Analysts first declared the CARES Act insufficient to cover hospital revenue losses in 2020. Two years later, an analysis by Kaufman Hall reported that hospitals were likely to lose lose billions of dollars due to continued depressed margins and heightened labor costs.
However, the recent JAMA report paints a different picture of hospitals’ financial performance during the pandemic.
Researchers found that, while 6.4% of hospitals did report lower net operating incomes between 2020 and 2021, almost 18% of hospitals moved from negative to positive operating margins. Additionally, only 16.3% of hospitals experienced a new financial distress event after receiving relief funds.
The study found that 53.7% of hospitals surveyed would not have experienced financial distress even without COVID relief funds. Despite this, 76.5% of those hospitals still received COVID funding.

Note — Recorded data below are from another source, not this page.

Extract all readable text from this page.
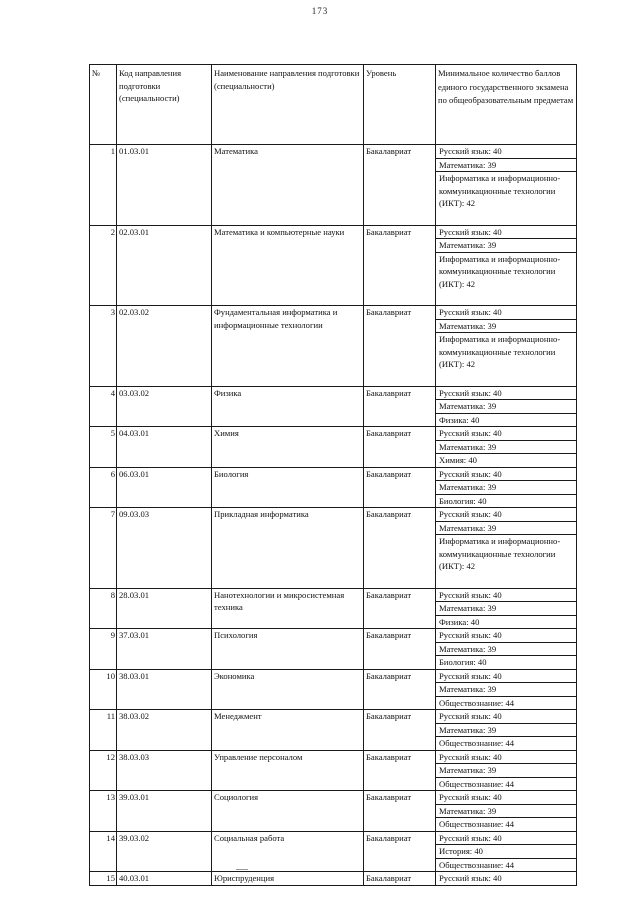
173
№	Код направления подготовки (специальности)	Наименование направления подготовки (специальности)	Уровень	Минимальное количество баллов единого государственного экзамена по общеобразовательным предметам
1	01.03.01	Математика	Бакалавриат	Русский язык: 40
				Математика: 39
				Информатика и информационно-коммуникационные технологии (ИКТ): 42
2	02.03.01	Математика и компьютерные науки	Бакалавриат	Русский язык: 40
				Математика: 39
				Информатика и информационно-коммуникационные технологии (ИКТ): 42
3	02.03.02	Фундаментальная информатика и информационные технологии	Бакалавриат	Русский язык: 40
				Математика: 39
				Информатика и информационно-коммуникационные технологии (ИКТ): 42
4	03.03.02	Физика	Бакалавриат	Русский язык: 40
				Математика: 39
				Физика: 40
5	04.03.01	Химия	Бакалавриат	Русский язык: 40
				Математика: 39
				Химия: 40
6	06.03.01	Биология	Бакалавриат	Русский язык: 40
				Математика: 39
				Биология: 40
7	09.03.03	Прикладная информатика	Бакалавриат	Русский язык: 40
				Математика: 39
				Информатика и информационно-коммуникационные технологии (ИКТ): 42
8	28.03.01	Нанотехнологии и микросистемная техника	Бакалавриат	Русский язык: 40
				Математика: 39
				Физика: 40
9	37.03.01	Психология	Бакалавриат	Русский язык: 40
				Математика: 39
				Биология: 40
10	38.03.01	Экономика	Бакалавриат	Русский язык: 40
				Математика: 39
				Обществознание: 44
11	38.03.02	Менеджмент	Бакалавриат	Русский язык: 40
				Математика: 39
				Обществознание: 44
12	38.03.03	Управление персоналом	Бакалавриат	Русский язык: 40
				Математика: 39
				Обществознание: 44
13	39.03.01	Социология	Бакалавриат	Русский язык: 40
				Математика: 39
				Обществознание: 44
14	39.03.02	Социальная работа	Бакалавриат	Русский язык: 40
				История: 40
				Обществознание: 44
15	40.03.01	Юриспруденция	Бакалавриат	Русский язык: 40
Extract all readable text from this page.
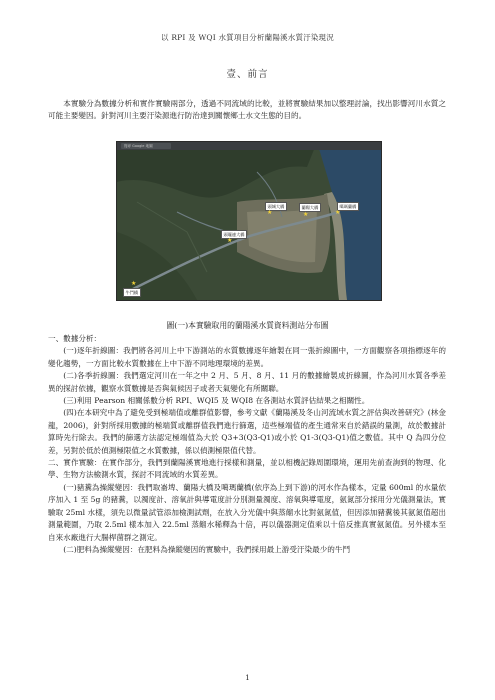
以 RPI 及 WQI 水質項目分析蘭陽溪水質汙染現況
壹、前言
本實驗分為數據分析和實作實驗兩部分，透過不同流域的比較，並將實驗結果加以整理討論，找出影響河川水質之可能主要變因。針對河川主要汙染源進行防治達到關懷鄉土水文生態的目的。
搜尋 Google 地圖
頭城大橋
★
蘭陽大橋
★
噶瑪蘭橋
★
頭瓏連大橋
★
牛鬥橋
★
圖(一)本實驗取用的蘭陽溪水質資料測站分布圖
一、數據分析：
(一)逐年折線圖：我們將各河川上中下游測站的水質數據逐年繪製在同一張折線圖中，一方面觀察各項指標逐年的變化趨勢，一方面比較水質數據在上中下游不同地理環境的差異。
(二)各季折線圖：我們選定河川在一年之中 2 月、5 月、8 月、11 月的數據繪製成折線圖，作為河川水質各季差異的探討依據，觀察水質數據是否與氣候因子或者天氣變化有所關聯。
(三)利用 Pearson 相關係數分析 RPI、WQI5 及 WQI8 在各測站水質評估結果之相關性。
(四)在本研究中為了避免受到極端值或離群值影響，參考文獻《蘭陽溪及冬山河流域水質之評估與改善研究》(林金龍，2006)，針對所採用數據的極端質或離群值我們進行篩選，這些極端值的產生通常來自於錯誤的量測，故於數據計算時先行除去。我們的篩選方法認定極端值為大於 Q3+3(Q3-Q1)或小於 Q1-3(Q3-Q1)值之數值。其中 Q 為四分位差，另對於低於偵測極限值之水質數據，係以偵測極限值代替。
二、實作實驗：在實作部分，我們到蘭陽溪實地進行採樣和測量，並以相機記錄周圍環境，運用先前查詢到的物理、化學、生物方法檢測水質，探討不同流域的水質差異。
(一)豬糞為操縱變因：我們取崙埤、蘭陽大橋及噶瑪蘭橋(依序為上到下游)的河水作為樣本，定量 600ml 的水量依序加入 1 至 5g 的豬糞，以濁度計、溶氧計與導電度計分別測量濁度、溶氧與導電度，氨氮部分採用分光儀測量法，實驗取 25ml 水樣，須先以微量試管添加檢測試劑，在放入分光儀中與蒸餾水比對氨氮值，但因添加豬糞後其氨氮值超出測量範圍，乃取 2.5ml 樣本加入 22.5ml 蒸餾水稀釋為十倍，再以儀器測定值乘以十倍反推真實氨氮值。另外樣本至自來水廠進行大腸桿菌群之測定。
(二)肥料為操縱變因：在肥料為操縱變因的實驗中，我們採用最上游受汙染最少的牛鬥
1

Most hospitals studied improved their financial performance over the study’s duration. The median within-hospital change in net operating income was $1.9 million, with a median weighted operating margin of 6.5% — a margin that outstrips the former, pre-COVID all-time high average operating margin of 6.4%.

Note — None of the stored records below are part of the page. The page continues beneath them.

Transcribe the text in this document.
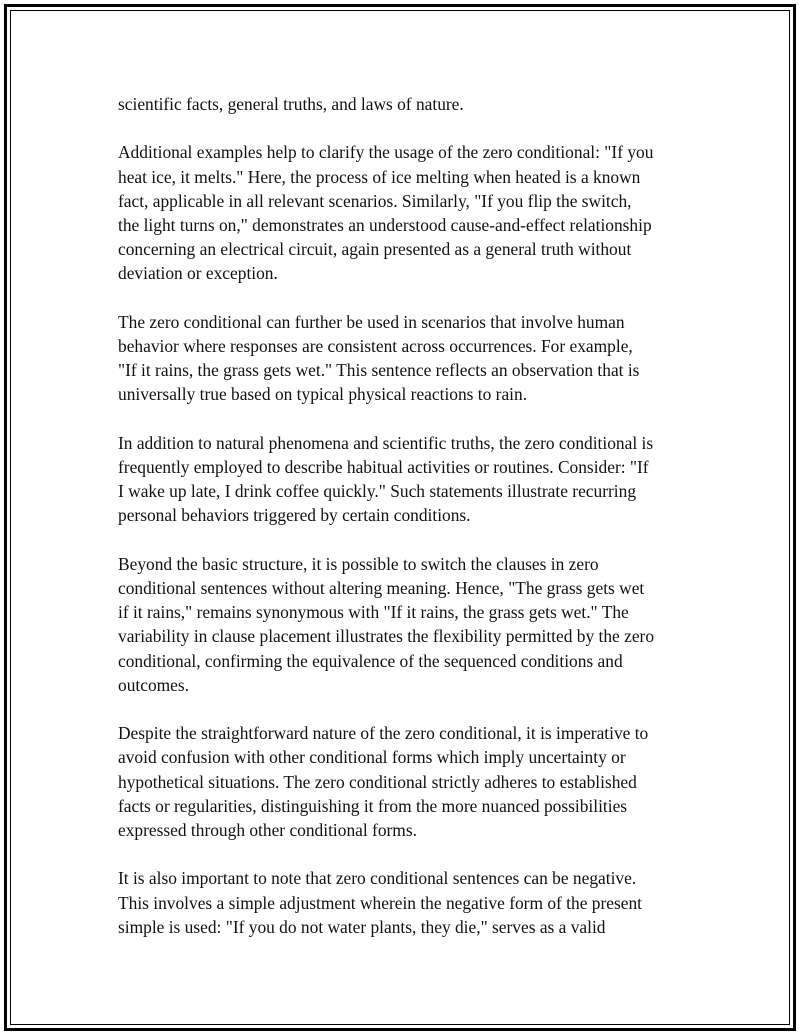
scientific facts, general truths, and laws of nature.

Additional examples help to clarify the usage of the zero conditional: "If you
heat ice, it melts." Here, the process of ice melting when heated is a known
fact, applicable in all relevant scenarios. Similarly, "If you flip the switch,
the light turns on," demonstrates an understood cause-and-effect relationship
concerning an electrical circuit, again presented as a general truth without
deviation or exception.

The zero conditional can further be used in scenarios that involve human
behavior where responses are consistent across occurrences. For example,
"If it rains, the grass gets wet." This sentence reflects an observation that is
universally true based on typical physical reactions to rain.

In addition to natural phenomena and scientific truths, the zero conditional is
frequently employed to describe habitual activities or routines. Consider: "If
I wake up late, I drink coffee quickly." Such statements illustrate recurring
personal behaviors triggered by certain conditions.

Beyond the basic structure, it is possible to switch the clauses in zero
conditional sentences without altering meaning. Hence, "The grass gets wet
if it rains," remains synonymous with "If it rains, the grass gets wet." The
variability in clause placement illustrates the flexibility permitted by the zero
conditional, confirming the equivalence of the sequenced conditions and
outcomes.

Despite the straightforward nature of the zero conditional, it is imperative to
avoid confusion with other conditional forms which imply uncertainty or
hypothetical situations. The zero conditional strictly adheres to established
facts or regularities, distinguishing it from the more nuanced possibilities
expressed through other conditional forms.

It is also important to note that zero conditional sentences can be negative.
This involves a simple adjustment wherein the negative form of the present
simple is used: "If you do not water plants, they die," serves as a valid
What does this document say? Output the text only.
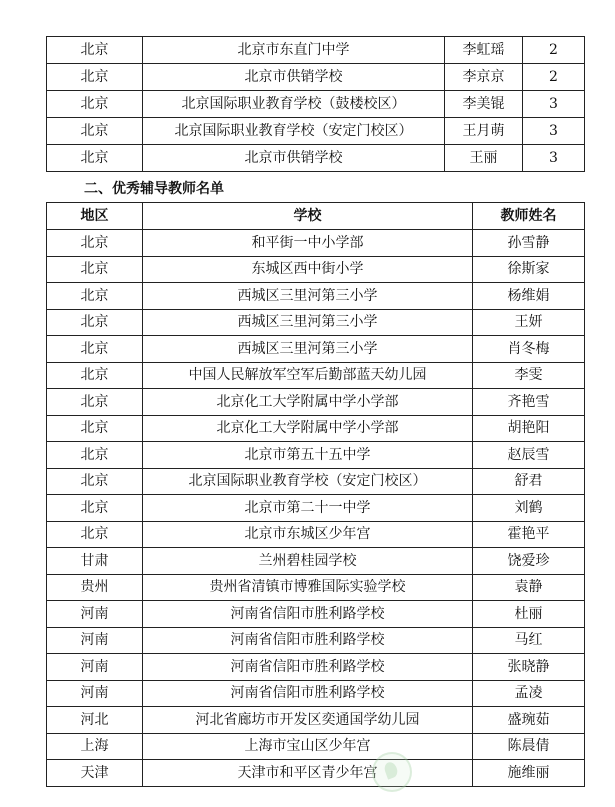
北京	北京市东直门中学	李虹瑶	2
北京	北京市供销学校	李京京	2
北京	北京国际职业教育学校（鼓楼校区）	李美锟	3
北京	北京国际职业教育学校（安定门校区）	王月萌	3
北京	北京市供销学校	王丽	3
二、优秀辅导教师名单
地区	学校	教师姓名
北京	和平街一中小学部	孙雪静
北京	东城区西中街小学	徐斯家
北京	西城区三里河第三小学	杨维娟
北京	西城区三里河第三小学	王妍
北京	西城区三里河第三小学	肖冬梅
北京	中国人民解放军空军后勤部蓝天幼儿园	李雯
北京	北京化工大学附属中学小学部	齐艳雪
北京	北京化工大学附属中学小学部	胡艳阳
北京	北京市第五十五中学	赵辰雪
北京	北京国际职业教育学校（安定门校区）	舒君
北京	北京市第二十一中学	刘鹤
北京	北京市东城区少年宫	霍艳平
甘肃	兰州碧桂园学校	饶爱珍
贵州	贵州省清镇市博雅国际实验学校	袁静
河南	河南省信阳市胜利路学校	杜丽
河南	河南省信阳市胜利路学校	马红
河南	河南省信阳市胜利路学校	张晓静
河南	河南省信阳市胜利路学校	孟凌
河北	河北省廊坊市开发区奕通国学幼儿园	盛琬茹
上海	上海市宝山区少年宫	陈晨倩
天津	天津市和平区青少年宫	施维丽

The results suggest that COVID-19 funds “allowed some hospitals to achieve top financial performance, rather than address financial solvency.”
This findings are particularly problematic, the report argues, because the funds could have been allocated to systems that were struggling — including those that serve historically underserved populations.
“COVID-19 relief funds went to some hospitals that did not need financial support or the amount of funding allocated,” study concludes. “It will be important to consider alternative ways of allocating scarce public dollars to support our nation’s health system in crisis.”
Though this study is limited to 2021, organizations continue to lobby for hospital relief funds. The AHA in April released a report claiming hospitals are struggling to operate amidst “extraordinary financial pressures.” In May, Kaufman Hall reported that hospitals reported three straight months of positive operating revenues.